Most insurance companies are now restricting the network of hospitals, you can access in corporate mediclaim. If you are opting for other hospitals, then there will be co-pay applicable. Another way the employers are considering is replacing the expensive corporate hospitals in the network with comparatively cheaper ones. There are hospitals which are charging higher rates to insured patients and this has resulted in all these mess.

Disease wise restrictions

Don’t expect your entire hospital will be reimbursed in corporate mediclaim in future. Some of the companies are fixing sub limits for certain diseases. For common procedures like angioplasty, cataract surgery, knee replacement etc. the company will allow a fixed amount proportional to the sum assured. The shortfall has to be paid by you.

Claim settlement

Insurance companies are getting strict about the submission of claim documents. Some are insisting that the claim documents for reimbursement claims should be submitted within 30 days of discharge from the hospital. So, study your policy conditions carefully, so that you will not miss out the valuable benefits.

Why you should go for an extra health insurance policy?

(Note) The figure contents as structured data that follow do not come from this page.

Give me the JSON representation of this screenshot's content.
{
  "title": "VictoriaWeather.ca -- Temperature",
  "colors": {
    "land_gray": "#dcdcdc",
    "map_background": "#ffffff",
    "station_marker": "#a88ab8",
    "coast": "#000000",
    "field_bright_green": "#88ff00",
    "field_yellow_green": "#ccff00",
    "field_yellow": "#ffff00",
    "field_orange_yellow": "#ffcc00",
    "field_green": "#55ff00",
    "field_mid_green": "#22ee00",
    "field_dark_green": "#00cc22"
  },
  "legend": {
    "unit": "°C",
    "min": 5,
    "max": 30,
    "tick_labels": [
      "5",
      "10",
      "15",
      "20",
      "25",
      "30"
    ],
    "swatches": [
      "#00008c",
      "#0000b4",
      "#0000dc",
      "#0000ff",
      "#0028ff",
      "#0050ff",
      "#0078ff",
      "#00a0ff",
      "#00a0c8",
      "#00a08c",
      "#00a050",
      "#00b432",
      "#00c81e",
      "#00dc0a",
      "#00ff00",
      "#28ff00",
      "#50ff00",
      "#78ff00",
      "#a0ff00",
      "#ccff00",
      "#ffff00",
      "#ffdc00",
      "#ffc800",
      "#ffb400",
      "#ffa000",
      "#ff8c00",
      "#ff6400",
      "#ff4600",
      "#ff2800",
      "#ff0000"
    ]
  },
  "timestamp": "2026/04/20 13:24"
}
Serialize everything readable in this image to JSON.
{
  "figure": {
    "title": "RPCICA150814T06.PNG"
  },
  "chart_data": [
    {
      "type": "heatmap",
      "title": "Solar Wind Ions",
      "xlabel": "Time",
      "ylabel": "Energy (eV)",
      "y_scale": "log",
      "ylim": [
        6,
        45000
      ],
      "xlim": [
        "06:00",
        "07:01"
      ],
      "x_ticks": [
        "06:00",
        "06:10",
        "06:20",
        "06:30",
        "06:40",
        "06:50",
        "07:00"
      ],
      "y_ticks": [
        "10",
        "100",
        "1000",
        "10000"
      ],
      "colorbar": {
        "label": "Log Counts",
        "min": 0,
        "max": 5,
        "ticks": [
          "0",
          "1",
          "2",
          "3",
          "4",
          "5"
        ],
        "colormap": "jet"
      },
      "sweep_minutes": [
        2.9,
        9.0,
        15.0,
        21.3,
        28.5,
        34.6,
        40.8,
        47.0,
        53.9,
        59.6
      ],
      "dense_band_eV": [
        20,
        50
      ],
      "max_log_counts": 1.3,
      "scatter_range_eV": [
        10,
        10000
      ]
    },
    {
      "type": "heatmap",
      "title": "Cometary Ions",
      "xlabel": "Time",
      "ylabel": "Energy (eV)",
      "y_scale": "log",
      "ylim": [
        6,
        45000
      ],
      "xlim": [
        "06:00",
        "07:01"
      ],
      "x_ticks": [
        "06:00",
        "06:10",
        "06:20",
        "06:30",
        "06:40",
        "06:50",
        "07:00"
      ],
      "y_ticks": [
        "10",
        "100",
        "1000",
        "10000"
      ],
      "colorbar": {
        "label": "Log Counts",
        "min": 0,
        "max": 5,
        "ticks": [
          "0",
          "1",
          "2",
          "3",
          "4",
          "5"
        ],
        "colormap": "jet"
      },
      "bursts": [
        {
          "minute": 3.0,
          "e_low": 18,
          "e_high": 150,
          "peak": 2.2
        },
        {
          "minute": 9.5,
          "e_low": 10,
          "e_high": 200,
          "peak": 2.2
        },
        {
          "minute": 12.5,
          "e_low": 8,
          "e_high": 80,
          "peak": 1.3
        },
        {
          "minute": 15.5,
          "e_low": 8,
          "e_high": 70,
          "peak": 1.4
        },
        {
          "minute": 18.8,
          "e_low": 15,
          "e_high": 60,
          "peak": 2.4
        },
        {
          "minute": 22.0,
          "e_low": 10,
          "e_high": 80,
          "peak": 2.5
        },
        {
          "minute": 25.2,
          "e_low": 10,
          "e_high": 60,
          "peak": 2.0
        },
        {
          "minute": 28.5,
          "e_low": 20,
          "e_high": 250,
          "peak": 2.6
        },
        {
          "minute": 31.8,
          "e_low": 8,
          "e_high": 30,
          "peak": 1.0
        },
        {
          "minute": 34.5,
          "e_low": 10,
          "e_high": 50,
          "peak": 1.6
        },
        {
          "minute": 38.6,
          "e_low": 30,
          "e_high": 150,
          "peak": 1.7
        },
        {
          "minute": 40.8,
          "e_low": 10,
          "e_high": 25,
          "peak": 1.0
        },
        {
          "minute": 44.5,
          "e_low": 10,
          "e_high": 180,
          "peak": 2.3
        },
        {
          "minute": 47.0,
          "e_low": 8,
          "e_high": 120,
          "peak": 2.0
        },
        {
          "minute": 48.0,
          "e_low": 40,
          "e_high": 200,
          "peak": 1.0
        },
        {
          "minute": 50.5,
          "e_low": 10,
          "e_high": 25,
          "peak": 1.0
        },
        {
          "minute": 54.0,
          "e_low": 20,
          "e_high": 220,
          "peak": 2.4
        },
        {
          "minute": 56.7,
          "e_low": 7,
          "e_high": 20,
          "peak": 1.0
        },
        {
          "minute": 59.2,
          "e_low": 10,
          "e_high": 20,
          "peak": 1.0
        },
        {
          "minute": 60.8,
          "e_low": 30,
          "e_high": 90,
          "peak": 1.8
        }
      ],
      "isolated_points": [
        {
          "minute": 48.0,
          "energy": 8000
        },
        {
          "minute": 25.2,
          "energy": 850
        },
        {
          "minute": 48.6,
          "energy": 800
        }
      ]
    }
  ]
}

Most employees are not interested in taking an additional health cover because the entire family is covered under the corporate group cover. In the present job market, switching jobs are very common for employees.

What will happen, when you are changing the jobs?

  • Whether the cover continues during the notice period?
  • Will your new employer have a medical cover for family also?
  • What about the health cover after your retirement? Would you be able to get it?

Answer to all the above questions will point towards the need for going for an extra health cover in addition to the corporate health cover. With lot of life style diseases and increasing corporate pressure and resultant health issues, we cannot afford to be without a health cover even for a day! When we are changing the jobs, normally there will be a notice period of 1-3 months, where the corporate health cover is not available in most cases. Similarly, the new organization, where you are joining may have some restrictions in claims for some time. All these will expose you without a cover for some time, which is dangerous.

As we nearer retirement, most companies are reluctant to cover us even with high premium. If at all it is available, there will be lot of restrictions and limitations. After age 40, it is difficult to see someone without problems like hypertension, high cholesterol, overweight, diabetic etc! Insurance companies are not ready to offer policies in such cases.

Tax benefits under Section 80D for health insurance

Health insurance premium paid for self and immediate family qualifies for tax benefit.  Premium upto 25,000 per year will qualify for tax benefits under section 80D. It is 30,000 if one of you is senior citizen.

If you are paying health insurance premium for parents, there is another 25,000 deduction allowed under Section 80D. If they are senior citizen, the deduction allowed is 50,000 per year.

Can you continue the office mediclaim after retirement?

General insurers have started offering continuity of group mediclaim policies to employees after retirement. The catch is that it no longer remains a group policy and the premium will be higher. But, features like inclusion of pre-existing diseases and continuity clauses remain with the policy while waiting periods for covering certain ailments are waived.  But these policies are yet to catch up. Also check whether the insurance company will insist on premedical check up at the time of conversion from group policy to individual policy.

It will be difficult to get a policy, when you are nearing your retirement. These rules can change anytime and you may leave without any health insurance after retirement.

Think of a situation at age 60, not having a health insurance of decent value! With huge medical inflation, the retired life can be miserable!

It is better to go for an extra health insurance cover in your personal capacity now when health is on your side.